Der Rentner wehrte sich mit dem Argument, dass er bei der Beantragung seiner Altersrente den Bezug der Witwerrente angegeben hatte. Das Landessozialgericht bestätigte: Den Rentner trifft keine grobe Fahrlässigkeit. Die Anrechnung von Einkommen sei kompliziert, und ein Laie müsse nicht automatisch erkennen, dass er eine doppelte Mitteilung machen müsse. Das Gericht betonte zudem: Der Rentner hatte keinen Anlass zu vermuten, dass innerhalb derselben Behörde verschiedene Sachbearbeiter zuständig waren, die offenbar nicht miteinander kommunizierten. Genau dieser interne Koordinationsfehler der Rentenversicherung durfte nicht zu seinen Lasten gehen.

Laut Gericht hätte die Rentenkasse nicht einfach nach starren Regeln handeln dürfen. Stattdessen wäre eine individuelle Prüfung nötig gewesen, ob der Rentner den Fehler hätte erkennen können und ob eine Rückforderung verhältnismäßig wäre. Da diese Abwägung unterblieb, erklärte das Gericht die Rückforderung für unzulässig.

Rentner dürfen auf korrekte Berechnung vertrauen

Bereits das Sozialgericht Oldenburg hatte der Klage des Rentners stattgegeben.
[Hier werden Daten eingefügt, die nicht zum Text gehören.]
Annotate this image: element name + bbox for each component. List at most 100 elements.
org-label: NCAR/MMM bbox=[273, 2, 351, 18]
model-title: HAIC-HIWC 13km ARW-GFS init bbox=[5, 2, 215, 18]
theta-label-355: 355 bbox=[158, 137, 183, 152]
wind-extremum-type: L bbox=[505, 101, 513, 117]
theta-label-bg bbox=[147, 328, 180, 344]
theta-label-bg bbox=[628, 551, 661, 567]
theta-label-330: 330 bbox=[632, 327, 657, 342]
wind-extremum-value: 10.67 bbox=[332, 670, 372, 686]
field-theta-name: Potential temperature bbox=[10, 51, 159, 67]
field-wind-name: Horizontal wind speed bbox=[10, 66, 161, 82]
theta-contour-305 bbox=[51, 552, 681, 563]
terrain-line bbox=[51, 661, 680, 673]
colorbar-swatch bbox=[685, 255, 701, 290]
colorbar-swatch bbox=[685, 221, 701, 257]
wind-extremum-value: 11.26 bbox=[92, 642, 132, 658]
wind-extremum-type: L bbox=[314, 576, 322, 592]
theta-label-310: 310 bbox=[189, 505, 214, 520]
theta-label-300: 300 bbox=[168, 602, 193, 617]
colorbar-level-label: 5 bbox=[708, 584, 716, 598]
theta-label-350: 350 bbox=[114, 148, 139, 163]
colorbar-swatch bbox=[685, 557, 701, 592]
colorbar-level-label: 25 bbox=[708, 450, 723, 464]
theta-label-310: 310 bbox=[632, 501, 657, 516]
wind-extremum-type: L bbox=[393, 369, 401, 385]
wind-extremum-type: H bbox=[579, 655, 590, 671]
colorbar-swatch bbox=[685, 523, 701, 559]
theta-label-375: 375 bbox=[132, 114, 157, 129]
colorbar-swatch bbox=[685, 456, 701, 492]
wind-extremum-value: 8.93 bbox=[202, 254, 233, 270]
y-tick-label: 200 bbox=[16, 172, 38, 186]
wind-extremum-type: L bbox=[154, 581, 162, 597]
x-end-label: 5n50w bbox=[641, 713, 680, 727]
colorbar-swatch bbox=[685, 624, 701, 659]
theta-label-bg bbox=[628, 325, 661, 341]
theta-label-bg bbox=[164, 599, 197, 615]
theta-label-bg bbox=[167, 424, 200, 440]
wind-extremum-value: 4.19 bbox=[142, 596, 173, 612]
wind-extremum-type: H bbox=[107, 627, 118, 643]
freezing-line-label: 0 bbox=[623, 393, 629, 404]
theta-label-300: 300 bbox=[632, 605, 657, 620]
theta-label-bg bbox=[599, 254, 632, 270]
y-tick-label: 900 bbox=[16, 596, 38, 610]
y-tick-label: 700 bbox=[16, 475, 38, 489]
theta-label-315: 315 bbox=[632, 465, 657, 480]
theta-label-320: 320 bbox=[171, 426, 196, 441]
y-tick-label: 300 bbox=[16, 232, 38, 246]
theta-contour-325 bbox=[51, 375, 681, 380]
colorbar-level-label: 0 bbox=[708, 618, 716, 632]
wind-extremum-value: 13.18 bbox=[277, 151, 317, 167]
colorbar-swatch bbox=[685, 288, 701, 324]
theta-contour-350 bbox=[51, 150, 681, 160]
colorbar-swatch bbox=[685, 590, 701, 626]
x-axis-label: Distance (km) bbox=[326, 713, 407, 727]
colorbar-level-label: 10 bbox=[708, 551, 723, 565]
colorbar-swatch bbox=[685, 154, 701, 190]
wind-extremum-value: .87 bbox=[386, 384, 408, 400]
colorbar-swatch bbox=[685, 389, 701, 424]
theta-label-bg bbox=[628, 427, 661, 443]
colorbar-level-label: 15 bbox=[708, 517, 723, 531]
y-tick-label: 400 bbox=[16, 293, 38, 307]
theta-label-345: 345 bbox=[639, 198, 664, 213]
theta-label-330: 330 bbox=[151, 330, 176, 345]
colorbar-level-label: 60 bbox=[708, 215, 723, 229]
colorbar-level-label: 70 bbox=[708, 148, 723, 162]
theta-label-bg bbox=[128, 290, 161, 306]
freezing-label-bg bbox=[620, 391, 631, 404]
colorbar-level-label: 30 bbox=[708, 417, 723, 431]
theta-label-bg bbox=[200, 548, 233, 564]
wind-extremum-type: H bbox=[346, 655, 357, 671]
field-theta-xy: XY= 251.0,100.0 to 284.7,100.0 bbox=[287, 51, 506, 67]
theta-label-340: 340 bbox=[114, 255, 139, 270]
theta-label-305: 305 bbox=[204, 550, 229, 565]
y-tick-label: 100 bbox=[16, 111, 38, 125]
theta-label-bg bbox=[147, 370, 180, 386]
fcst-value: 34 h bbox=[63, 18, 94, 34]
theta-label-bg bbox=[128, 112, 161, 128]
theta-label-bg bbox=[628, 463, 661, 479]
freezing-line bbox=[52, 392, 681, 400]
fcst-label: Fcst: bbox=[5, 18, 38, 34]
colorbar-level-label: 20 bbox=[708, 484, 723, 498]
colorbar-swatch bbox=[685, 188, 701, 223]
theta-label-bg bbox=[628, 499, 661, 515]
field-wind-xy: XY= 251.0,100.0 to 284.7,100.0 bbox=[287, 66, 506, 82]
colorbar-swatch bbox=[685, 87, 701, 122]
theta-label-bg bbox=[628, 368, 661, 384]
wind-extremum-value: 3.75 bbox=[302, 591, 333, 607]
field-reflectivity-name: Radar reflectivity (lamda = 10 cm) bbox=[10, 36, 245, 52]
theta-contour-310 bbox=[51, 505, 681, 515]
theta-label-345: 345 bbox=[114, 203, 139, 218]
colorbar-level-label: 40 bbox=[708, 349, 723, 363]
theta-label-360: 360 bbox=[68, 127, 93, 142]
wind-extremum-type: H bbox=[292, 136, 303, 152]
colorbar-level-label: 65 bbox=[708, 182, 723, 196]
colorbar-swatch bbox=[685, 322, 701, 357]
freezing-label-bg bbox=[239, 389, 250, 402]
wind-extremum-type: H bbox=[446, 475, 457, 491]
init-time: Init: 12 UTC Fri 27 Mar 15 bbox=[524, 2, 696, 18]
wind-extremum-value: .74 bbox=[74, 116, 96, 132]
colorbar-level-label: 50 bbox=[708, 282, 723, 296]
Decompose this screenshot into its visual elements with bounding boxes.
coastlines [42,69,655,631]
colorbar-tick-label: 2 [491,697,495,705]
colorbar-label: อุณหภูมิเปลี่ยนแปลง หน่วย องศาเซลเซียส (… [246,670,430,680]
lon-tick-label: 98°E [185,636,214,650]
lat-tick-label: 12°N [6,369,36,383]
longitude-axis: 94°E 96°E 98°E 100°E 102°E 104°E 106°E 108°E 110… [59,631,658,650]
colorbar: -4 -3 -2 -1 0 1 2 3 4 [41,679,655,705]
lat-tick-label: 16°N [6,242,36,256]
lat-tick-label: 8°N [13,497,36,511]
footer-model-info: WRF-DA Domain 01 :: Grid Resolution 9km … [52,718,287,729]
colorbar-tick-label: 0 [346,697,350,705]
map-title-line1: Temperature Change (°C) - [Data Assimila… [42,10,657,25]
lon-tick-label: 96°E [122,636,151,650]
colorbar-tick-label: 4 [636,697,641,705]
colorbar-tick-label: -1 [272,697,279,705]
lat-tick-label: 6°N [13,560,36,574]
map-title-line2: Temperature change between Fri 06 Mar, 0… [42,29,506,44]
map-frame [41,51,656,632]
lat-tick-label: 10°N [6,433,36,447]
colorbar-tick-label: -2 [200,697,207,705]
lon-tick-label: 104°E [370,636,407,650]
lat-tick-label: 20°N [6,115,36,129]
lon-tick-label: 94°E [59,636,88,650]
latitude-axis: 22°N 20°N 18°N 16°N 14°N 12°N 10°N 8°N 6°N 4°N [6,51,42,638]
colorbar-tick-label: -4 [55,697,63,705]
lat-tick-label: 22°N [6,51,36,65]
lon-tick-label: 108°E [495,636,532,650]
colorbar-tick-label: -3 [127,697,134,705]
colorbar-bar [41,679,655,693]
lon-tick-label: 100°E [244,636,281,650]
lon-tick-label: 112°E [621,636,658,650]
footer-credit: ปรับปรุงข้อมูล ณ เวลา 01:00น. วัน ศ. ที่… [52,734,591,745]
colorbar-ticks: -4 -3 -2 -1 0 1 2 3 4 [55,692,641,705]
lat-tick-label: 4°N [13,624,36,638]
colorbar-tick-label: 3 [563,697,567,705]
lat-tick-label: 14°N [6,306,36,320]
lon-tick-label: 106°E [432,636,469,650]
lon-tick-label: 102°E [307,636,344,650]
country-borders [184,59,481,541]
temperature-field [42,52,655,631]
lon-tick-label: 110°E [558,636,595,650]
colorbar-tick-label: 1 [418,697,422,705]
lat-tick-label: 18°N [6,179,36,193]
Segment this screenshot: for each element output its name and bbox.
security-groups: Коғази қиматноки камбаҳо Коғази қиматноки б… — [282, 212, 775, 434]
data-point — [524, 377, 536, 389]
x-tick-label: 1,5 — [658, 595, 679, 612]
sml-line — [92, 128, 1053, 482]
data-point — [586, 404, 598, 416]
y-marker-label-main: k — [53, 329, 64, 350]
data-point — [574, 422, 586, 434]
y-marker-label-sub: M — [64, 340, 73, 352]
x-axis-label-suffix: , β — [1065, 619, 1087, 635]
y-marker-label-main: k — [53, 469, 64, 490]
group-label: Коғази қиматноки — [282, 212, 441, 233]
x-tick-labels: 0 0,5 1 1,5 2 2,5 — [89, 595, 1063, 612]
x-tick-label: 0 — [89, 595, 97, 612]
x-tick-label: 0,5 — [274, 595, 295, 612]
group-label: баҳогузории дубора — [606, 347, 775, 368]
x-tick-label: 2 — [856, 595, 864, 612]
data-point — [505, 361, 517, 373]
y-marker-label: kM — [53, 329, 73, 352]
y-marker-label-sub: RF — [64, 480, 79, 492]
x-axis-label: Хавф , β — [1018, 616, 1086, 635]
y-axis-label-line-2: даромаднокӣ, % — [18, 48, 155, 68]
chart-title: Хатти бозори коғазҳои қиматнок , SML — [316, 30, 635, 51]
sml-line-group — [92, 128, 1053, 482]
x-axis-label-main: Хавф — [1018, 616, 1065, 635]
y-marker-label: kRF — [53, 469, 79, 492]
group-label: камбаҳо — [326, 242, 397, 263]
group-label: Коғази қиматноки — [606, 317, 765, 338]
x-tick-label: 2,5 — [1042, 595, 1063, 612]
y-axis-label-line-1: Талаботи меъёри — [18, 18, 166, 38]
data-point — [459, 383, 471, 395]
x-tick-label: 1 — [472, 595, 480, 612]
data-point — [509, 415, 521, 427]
Die Rentenversicherung legte Berufung ein – und scheiterte erneut. Da keine Revision zugelassen wurde, ist das Urteil (L 12 R 98/22) nun rechtskräftig. Es ist ein klares Signal: Wer eine Rente bezieht, darf darauf vertrauen, dass sie korrekt berechnet wurde. Falls sich später ein Behördenfehler herausstellt, kann nicht automatisch eine Rückzahlung verlangt werden.

Wer selbst eine Rückforderung erhält, sollte nicht einfach zahlen. Gegen jeden Bescheid kann innerhalb eines Monats Widerspruch eingelegt werden. Es lohnt sich, den Einzelfall prüfen zu lassen – im Zweifel mit anwaltlicher Hilfe.